Los griegos de la antigüedad no olvidaron sus pecados, ni siquiera se esforzaron en disimularlos. Por el contrario, entendieron que cantarlos tenía una función liberadora o exorcizante. Así fundaron el género épico sobre la atroz destrucción de Troya que habían perpetrado. Existe entonces en la raíz de la literatura de Occidente una sublimación de la culpa, que se mantuvo presente en el devenir de la tragedia al interior de Atenas, ciudad-estado que concebía las artes como elemento fundamental de su propia existencia. Ciertamente la aristocracia ateniense fue capaz de encontrar utilidad en la autocondena: la democracia de Clístenes y de Pericles (ambos miembros de la aristocrática familia de los Alcmeónidas) supone la renuncia de privilegios con miras a obtener un equilibrio riesgoso, pero que se entendía necesario para mitigar la amenaza del caos y la anomia. Se presenta en todo este tránsito narrativo —y también político— un aspecto práctico y a la vez introspectivo que debería ser destacado, más allá de la tentación a la reducción estilística o formal: al parecer el estilo clásico, en tanto ideal de equilibrio estético, proviene de la voluntad de atenuar las exuberancias jónicas del estado aristocrático mediante la introducción de la severidad dórica, de lo cual puede derivarse que su nacimiento está ligado al ejercicio del populismo (Atenas vio surgir de entre sus aristócratas a los primeros hípsters de los que el mundo guarda memoria). Pero lo clásico sirve también como contexto para que el espíritu piense y reflexione (es decir, haga filosofía), al tiempo que participa de la lucha política. Tenemos aquí el impulso cívico que, en el instante crucial, hizo posible que los atenienses salvaran Grecia de la amenaza persa, recibiendo en recompensa otro legado narrativo invalorable: el de Maratón y Salamina.
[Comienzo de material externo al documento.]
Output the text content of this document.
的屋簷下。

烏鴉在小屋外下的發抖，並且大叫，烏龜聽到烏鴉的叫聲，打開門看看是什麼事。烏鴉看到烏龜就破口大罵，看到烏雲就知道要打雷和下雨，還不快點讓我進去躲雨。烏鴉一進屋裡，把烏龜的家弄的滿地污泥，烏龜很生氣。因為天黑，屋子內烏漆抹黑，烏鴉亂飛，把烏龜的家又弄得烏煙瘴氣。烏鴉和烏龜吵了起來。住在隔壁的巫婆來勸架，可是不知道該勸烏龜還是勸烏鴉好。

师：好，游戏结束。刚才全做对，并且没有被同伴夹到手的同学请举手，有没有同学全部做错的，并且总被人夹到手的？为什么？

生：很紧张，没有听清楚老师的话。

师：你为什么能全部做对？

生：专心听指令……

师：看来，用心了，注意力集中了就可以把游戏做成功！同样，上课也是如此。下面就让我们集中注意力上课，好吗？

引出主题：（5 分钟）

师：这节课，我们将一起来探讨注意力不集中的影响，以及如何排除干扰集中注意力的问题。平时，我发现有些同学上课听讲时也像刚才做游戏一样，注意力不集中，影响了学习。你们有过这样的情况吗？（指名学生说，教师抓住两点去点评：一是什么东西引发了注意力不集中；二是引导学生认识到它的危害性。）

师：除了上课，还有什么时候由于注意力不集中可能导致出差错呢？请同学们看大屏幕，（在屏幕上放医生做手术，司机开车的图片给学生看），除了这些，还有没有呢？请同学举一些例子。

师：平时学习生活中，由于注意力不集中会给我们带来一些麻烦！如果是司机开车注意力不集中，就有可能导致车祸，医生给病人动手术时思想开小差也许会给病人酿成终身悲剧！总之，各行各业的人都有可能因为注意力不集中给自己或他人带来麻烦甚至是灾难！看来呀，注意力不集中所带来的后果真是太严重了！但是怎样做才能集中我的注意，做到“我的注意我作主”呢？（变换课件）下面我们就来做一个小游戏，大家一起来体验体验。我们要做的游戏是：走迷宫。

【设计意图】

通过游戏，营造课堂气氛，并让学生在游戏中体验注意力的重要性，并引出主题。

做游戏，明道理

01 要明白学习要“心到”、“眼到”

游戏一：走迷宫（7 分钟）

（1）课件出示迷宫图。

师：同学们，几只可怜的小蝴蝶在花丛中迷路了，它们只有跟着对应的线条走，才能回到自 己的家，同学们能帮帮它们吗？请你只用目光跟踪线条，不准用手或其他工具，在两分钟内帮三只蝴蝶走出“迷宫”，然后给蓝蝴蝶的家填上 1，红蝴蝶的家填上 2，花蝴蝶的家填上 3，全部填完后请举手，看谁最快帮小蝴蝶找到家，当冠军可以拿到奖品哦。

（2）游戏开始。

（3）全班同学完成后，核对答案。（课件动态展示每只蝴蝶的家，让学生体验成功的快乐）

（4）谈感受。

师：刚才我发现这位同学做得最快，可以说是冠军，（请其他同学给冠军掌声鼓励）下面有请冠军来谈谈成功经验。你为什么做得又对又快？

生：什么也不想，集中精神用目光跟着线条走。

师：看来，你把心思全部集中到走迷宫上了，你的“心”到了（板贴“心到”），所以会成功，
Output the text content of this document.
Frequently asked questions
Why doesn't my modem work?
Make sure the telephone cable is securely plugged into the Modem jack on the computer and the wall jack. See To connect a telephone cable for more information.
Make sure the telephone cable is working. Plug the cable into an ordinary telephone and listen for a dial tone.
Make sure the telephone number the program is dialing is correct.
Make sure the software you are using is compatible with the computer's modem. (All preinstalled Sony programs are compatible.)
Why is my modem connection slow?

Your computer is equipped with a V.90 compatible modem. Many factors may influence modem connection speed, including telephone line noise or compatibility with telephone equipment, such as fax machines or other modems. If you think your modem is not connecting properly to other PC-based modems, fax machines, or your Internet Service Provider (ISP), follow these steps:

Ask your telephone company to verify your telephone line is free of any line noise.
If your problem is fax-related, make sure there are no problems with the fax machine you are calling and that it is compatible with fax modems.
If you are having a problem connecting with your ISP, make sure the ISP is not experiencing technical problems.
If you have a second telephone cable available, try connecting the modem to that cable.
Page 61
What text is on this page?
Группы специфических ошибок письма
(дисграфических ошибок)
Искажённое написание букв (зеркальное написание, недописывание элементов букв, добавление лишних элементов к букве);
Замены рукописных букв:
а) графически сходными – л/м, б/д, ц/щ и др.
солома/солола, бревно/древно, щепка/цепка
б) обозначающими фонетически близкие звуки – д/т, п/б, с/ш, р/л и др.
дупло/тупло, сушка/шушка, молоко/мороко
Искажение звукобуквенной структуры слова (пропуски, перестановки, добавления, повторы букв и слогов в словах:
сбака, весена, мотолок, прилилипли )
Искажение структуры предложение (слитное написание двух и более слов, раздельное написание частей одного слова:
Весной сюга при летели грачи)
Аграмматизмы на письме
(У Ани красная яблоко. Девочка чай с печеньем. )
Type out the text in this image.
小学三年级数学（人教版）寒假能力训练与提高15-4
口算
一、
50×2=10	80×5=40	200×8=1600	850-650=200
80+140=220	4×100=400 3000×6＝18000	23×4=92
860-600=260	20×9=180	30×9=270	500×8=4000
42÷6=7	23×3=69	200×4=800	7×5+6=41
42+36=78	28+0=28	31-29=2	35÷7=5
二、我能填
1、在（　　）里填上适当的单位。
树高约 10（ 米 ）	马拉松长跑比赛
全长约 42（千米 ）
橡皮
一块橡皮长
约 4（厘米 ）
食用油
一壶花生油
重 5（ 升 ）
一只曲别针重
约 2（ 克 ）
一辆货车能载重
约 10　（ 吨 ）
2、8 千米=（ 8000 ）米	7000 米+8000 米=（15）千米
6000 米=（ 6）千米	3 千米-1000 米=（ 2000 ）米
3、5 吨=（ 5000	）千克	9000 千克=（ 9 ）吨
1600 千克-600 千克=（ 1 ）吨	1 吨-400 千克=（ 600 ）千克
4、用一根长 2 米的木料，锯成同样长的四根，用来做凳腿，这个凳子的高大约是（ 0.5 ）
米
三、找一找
Respecto de la memoria y el dolor puede decirse que existen dos modelos: el que proviene de la tradición griega y es sintetizado en la frase de Heródoto: “ta pathemata mathemata” (“los padecimientos, los sufrimientos, son enseñanza”). Este primer modelo, que aparece en varias tragedias —especialmente en la Orestiada, de Esquilo, y Edipo Rey y Electra, de Sófocles—, es fundamental para el psicoanálisis, que enseña a rebuscar penosamente en la interioridad con el fin de evadirse del pozo de la enfermedad. El otro modelo proviene del Eclesiastés, uno de los primeros libros de la Biblia escrito en el siglo II a.C., y cuyo postulado esencial puede resumirse en la siguiente frase: “qui auget scientiam, auget et dolorem”; es decir, quien aumenta el conocimiento aumenta también el dolor. Bajo este segundo modelo es preferible ignorar la realidad para no sufrir.
Si nos permitimos el reduccionismo, hay en el mundo contemporáneo sociedades que se adhieren al primer modelo, ejercitando la memoria y aceptando sus culpas históricas, mientras que otras se adhieren al segundo enfatizando el escapismo y el olvido. Las primeras son naciones democráticas, con sentido autocrítico y visión de futuro, conscientemente enfocadas en no repetir sus errores. Alemania y Bélgica, por ejemplo, han sabido administrar las culpas del nazismo y el colonialismo y han desarrollado sociedades en las que la educación en democracia es fundamental. Otras sociedades, en cambio, viven de espaldas a sus propios errores: hablamos no solo las que proscriben la discusión sobre el pasado tipificándolo de revisionismo histórico, sino también de las que simplemente no recuerdan y viven el presente como zombis, o, peor aún, las que se inventan un pasado a manera de leyenda justificativa.
Es lamentable que en lo que va del siglo XXI los países de nuestra región se encuentren cercanos a los zombis del segundo grupo, acaso aportando un carácter propio de festividad y desenfreno. Es esta, sin duda, una situación que debilita y hace deficiente la democracia, o lo que nos va quedando de ella.